The markets regulator on 29 April warned people against engaging with opinion trading platforms, which let users wager money on the outcome of future events framed as binary propositions—typically “yes” or “no”.
Such apps, the regulator said, mimic investment platforms by using terms closely associated with securities trading, such as profits, stop loss, trading, etc. “Opinion trading does not fall within Sebi’s regulatory purview, as what is traded is not a security. Investors/participants should be aware that no investor protection mechanism under the securities market purview shall be available for such investment/participation,” it said in the advisory.

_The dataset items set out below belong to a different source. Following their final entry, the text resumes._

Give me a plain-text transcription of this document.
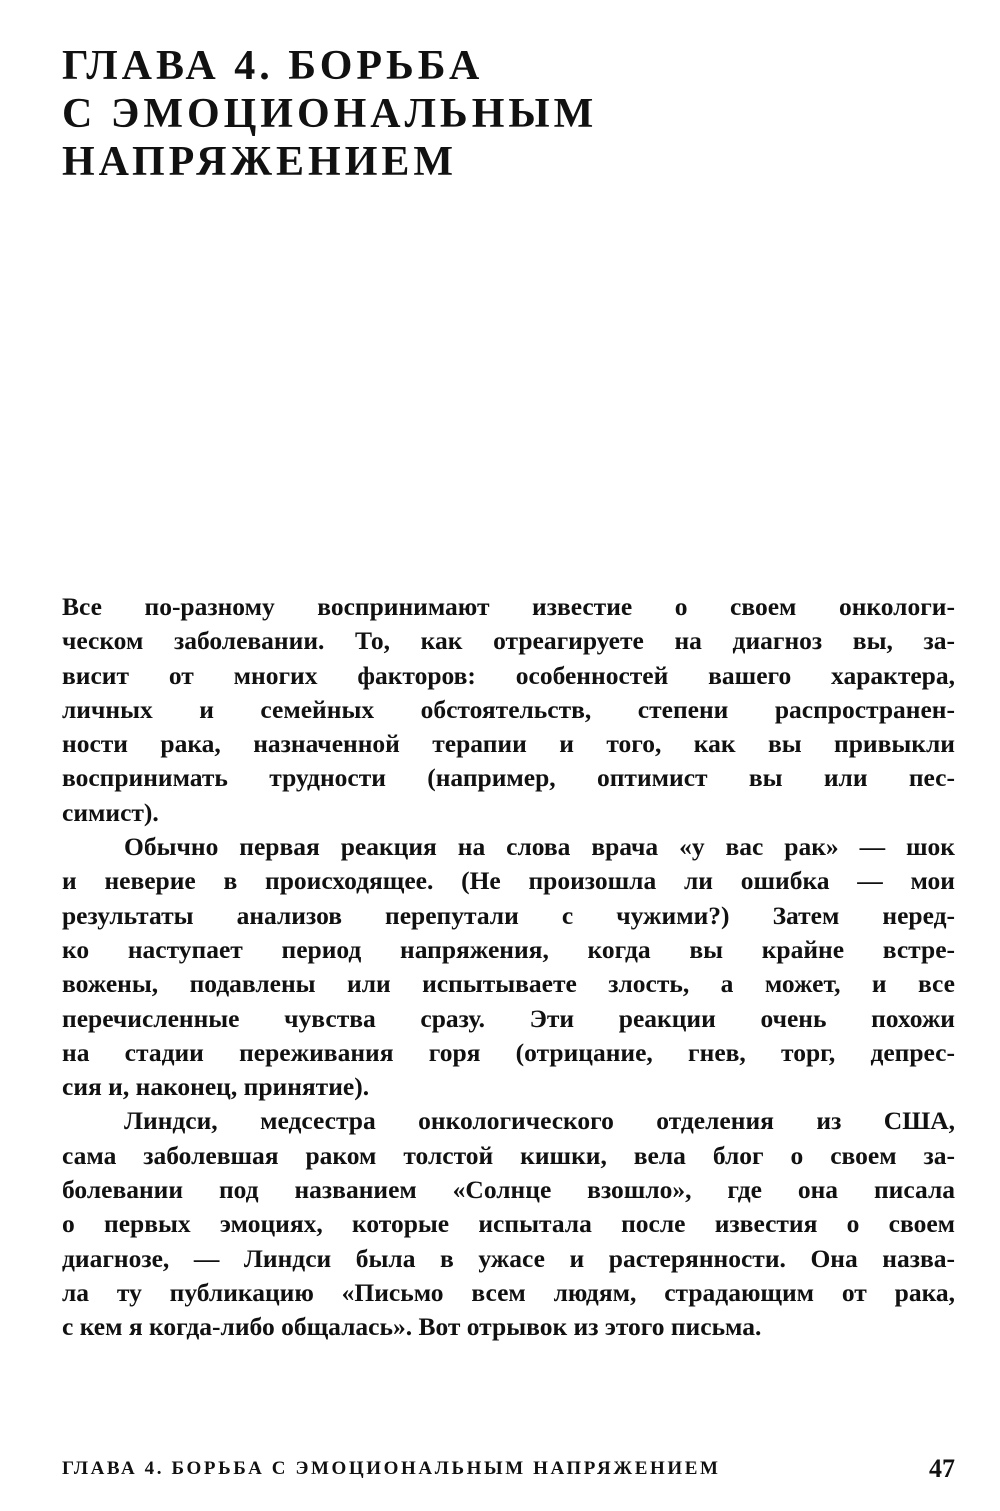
ГЛАВА 4. БОРЬБА
С ЭМОЦИОНАЛЬНЫМ
НАПРЯЖЕНИЕМ
Все по-разному воспринимают известие о своем онкологи-
ческом заболевании. То, как отреагируете на диагноз вы, за-
висит от многих факторов: особенностей вашего характера,
личных и семейных обстоятельств, степени распространен-
ности рака, назначенной терапии и того, как вы привыкли
воспринимать трудности (например, оптимист вы или пес-
симист).
Обычно первая реакция на слова врача «у вас рак» — шок
и неверие в происходящее. (Не произошла ли ошибка — мои
результаты анализов перепутали с чужими?) Затем неред-
ко наступает период напряжения, когда вы крайне встре-
вожены, подавлены или испытываете злость, а может, и все
перечисленные чувства сразу. Эти реакции очень похожи
на стадии переживания горя (отрицание, гнев, торг, депрес-
сия и, наконец, принятие).
Линдси, медсестра онкологического отделения из США,
сама заболевшая раком толстой кишки, вела блог о своем за-
болевании под названием «Солнце взошло», где она писала
о первых эмоциях, которые испытала после известия о своем
диагнозе, — Линдси была в ужасе и растерянности. Она назва-
ла ту публикацию «Письмо всем людям, страдающим от рака,
с кем я когда-либо общалась». Вот отрывок из этого письма.
ГЛАВА 4. БОРЬБА С ЭМОЦИОНАЛЬНЫМ НАПРЯЖЕНИЕМ	47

These platforms had been hoping for a framework similar to the US Commodity Futures Trading Commission (CFTC).
“Presently, we are regulated by MeiTY ‘(ministry of electronics and information technology) regulations. We have always ensured that we do not violate Sebi’s rules. With opinion trading platforms, we aim to democratise the ability to trade,” said the spokesperson of Probo, India’s leading opinion trading platform backed by Peak XV Partners, Elevation Capital, and The Fundamentum Partnership.
However, “any trading of securities on them is illegal (in case some of the opinions traded qualify as a security)”, said Sebi, adding such platforms are liable to face action for violation in that case.
“It’s unclear how these opinion contracts would qualify as securities under Indian law,” said an industry insider on the condition of anonymity. “They don’t involve ownership in a company nor promise financial returns like stocks or mutual funds do. Unless they start mirroring financial instruments, it’s hard to see them falling under Sebi’s definition of securities.”
Probo’s peers, MPL Opinio, Tradex and Trago did not immediately respond to Mint’s queries. While new, smaller entrants are emerging rapidly, the opinion trading market is still dominated by 5–6 major players.
The apps have grown exponentially in recent years, engaging over 50 million Indian users and registering over ₹50,000 crore in transaction volumes annually, with revenues projected to touch around ₹1,000 crore for 2024-25, according to consumer watchdogs and trader lobby the Confederation of All India Traders (CAIT).
Regulatory vacuum
The Probo spokesperson said these apps are building an information market for India similar to Kalshi Inc. in the US. “Presently, the CFTC (Sebi’s US counterpart) regulates opinion trading in the US and allows them to innovate. The question is: Does the regulatory uncertainty in India stifle the innovations in the opinion trading ecosystem?”
To be sure, Kalshi, despite being regulated by the CFTC, ran into trouble when it sought approval to offer contracts on election outcomes.
Sebi has directed recognised exchanges—National Stock Exchange and BSE— to take appropriate action against violations while clarifying that such platforms fall outside its investor protection framework.
The next plausible jurisdictional authority could be MeitY, particularly if these platforms are treated as digital intermediaries or gaming services. The ministry has previously raised concerns about the broader ecosystem, especially over user protection and regulatory oversight.
“The idea of democratising trading used by the industry voices likely reflects their attempt to position opinion trading as a new financial category—distinct from gambling, stock trading, or fantasy sports,” said another industry insider aware of the matter on the condition of anonymity.
“The goal should be to regulate compliant players without stifling innovation. But the bigger question is: Who would step in to do that? Many in the industry talk about self-regulation, but without a clear statutory framework or designated authority, it’s hard to say how effective or credible that will be,” added another industry insider close to the matter on the condition of anonymity.
Until a regulator steps in or a new framework is drafted, opinion trading platforms in the country are likely to operate in a vacuum like crypto trading apps did before 2022.